Les plans de licenciements en cours cachent la question fondamentale d’un risque de décrochage en France dans des secteurs qui ont longtemps été considérés comme ses points forts dans le cadre de la division internationale du travail. Nous avons récemment vu ce qui s’est passé avec les masques, puis les respirateurs artificiels, maintenant avec les vaccins, mais on pourrait aussi parler des difficultés dans l’industrie automobile, celle des tracteurs aujourd’hui disparue, de l’aéronautique, des turbines pour l’énergie, du tourisme désormais avec un lourd plan de suppression d’emploi annoncé dans le groupe Accor cette semaine. Et, il faut examiner le déchainement avec lequel la grande presse –Le Figaro, Le Monde, Les Echos– se déchaine pour faire accepter l’achat de Carrefour par un groupe Canadien.
Au passage, il nous est parfois demandé pourquoi nous contestons la concentration des journaux et médias entre quelques mains, des possédants du capital. Nous venons d’en avoir une terrible démonstration.

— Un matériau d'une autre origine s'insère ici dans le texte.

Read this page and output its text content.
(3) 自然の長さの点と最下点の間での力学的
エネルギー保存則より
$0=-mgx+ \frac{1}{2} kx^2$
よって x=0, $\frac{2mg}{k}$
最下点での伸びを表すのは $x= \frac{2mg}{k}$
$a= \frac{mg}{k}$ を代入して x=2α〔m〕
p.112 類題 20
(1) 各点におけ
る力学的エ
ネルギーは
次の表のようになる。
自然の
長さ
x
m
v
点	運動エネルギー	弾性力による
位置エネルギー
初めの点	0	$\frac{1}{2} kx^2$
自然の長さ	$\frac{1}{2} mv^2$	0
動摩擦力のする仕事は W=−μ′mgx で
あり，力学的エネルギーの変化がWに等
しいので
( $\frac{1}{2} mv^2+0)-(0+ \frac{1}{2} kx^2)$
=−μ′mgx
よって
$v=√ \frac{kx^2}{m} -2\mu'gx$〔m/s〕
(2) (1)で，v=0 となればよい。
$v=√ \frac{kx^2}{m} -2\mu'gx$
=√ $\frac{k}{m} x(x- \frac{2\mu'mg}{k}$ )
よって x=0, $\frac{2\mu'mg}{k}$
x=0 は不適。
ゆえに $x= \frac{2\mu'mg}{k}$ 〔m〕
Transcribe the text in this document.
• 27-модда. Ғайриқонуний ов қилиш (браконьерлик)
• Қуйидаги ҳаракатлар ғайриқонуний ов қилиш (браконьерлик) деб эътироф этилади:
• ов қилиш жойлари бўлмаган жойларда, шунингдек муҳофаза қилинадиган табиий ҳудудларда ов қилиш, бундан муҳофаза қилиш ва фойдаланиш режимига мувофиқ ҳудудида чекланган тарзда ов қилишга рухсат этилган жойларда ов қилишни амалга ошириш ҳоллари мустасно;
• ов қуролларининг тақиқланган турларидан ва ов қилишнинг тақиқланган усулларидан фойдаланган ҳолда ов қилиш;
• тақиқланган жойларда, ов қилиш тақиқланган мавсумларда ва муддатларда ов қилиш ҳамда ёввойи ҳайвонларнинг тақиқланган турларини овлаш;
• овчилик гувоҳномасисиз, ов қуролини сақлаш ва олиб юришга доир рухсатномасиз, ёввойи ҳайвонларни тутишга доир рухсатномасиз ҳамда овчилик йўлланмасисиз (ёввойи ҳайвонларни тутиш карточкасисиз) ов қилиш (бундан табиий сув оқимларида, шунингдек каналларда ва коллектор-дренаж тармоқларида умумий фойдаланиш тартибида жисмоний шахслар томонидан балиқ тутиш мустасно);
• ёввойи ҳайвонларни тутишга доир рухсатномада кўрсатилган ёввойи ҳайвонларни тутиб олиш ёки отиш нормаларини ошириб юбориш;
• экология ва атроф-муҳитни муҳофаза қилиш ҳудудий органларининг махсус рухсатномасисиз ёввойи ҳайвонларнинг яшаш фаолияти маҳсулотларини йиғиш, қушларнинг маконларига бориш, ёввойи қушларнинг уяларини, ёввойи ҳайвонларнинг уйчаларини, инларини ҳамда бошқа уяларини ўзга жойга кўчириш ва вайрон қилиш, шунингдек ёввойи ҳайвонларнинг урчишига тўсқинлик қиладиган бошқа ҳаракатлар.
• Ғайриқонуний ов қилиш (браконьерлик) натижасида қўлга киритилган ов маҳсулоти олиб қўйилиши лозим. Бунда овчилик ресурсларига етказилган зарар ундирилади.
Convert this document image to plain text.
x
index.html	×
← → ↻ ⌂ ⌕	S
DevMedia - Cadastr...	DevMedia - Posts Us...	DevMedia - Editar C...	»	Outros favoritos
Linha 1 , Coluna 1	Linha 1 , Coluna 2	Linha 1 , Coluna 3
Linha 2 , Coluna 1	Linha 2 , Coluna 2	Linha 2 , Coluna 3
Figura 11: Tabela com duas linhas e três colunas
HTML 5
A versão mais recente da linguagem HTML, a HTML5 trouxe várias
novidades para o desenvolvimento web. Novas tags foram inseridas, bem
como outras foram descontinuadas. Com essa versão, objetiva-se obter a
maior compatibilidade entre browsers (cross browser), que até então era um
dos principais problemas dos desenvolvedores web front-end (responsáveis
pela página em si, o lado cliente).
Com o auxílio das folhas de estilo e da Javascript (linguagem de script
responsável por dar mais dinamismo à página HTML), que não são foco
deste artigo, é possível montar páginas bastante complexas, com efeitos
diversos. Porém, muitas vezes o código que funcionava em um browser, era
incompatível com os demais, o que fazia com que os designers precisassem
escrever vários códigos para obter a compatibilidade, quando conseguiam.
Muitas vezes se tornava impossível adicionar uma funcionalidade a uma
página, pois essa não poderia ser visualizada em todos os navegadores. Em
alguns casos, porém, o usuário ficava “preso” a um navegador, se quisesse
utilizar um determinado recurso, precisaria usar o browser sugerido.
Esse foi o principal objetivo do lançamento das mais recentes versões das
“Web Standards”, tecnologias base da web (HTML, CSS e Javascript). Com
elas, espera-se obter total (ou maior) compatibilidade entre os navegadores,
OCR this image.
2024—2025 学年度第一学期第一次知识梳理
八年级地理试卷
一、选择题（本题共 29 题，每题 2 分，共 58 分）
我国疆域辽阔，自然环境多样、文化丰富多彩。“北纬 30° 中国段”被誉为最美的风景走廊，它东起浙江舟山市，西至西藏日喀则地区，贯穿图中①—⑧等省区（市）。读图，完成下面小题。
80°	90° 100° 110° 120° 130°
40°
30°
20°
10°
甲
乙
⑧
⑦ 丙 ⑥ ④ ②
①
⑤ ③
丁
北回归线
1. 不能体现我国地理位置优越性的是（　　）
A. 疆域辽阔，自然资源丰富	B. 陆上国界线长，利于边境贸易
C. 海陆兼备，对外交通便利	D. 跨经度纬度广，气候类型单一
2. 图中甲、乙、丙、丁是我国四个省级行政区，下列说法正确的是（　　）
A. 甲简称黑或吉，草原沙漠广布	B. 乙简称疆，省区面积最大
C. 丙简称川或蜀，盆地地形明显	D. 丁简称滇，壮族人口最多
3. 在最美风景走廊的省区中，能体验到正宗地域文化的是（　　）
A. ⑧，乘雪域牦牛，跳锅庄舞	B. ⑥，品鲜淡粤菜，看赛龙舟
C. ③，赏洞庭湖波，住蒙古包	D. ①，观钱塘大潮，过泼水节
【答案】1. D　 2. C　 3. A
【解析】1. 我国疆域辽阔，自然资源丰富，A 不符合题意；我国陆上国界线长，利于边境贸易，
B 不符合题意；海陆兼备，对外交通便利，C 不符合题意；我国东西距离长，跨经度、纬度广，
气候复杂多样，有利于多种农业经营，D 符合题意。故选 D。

Le groupe LVMH de M. Arnault est à la fois actionnaire de Carrefour et propriétaire du groupe de journaux « Les Echos - Le Parisien » ; le fait qu’il veuille vendre avec d’autres ses actions de Carrefour pour payer une part de l’achat du groupe américain de luxe Thyphanie a conduit naturellement les journaux dont il est propriétaire à demander d’accepter de vendre un fleuron, capitaliste certes, mais fleuron tout de même de la grande distribution française. Pire encore : la radio de service public offre tous les matins un éditorial économique à l’un de ses rédacteurs en chef pour faire accepter le système dont ce bradage. Le projet de vente de Carrefour n’a strictement rien à voir avec l’intérêt national, mais tout à voir avec l’intérêt de quatre capitalistes qui en faisant monter le prix de leurs actions en retireront une importante plus-value pendant que la caissière des supermarchés reste au régime sec, pour ne pas dire dans la précarité.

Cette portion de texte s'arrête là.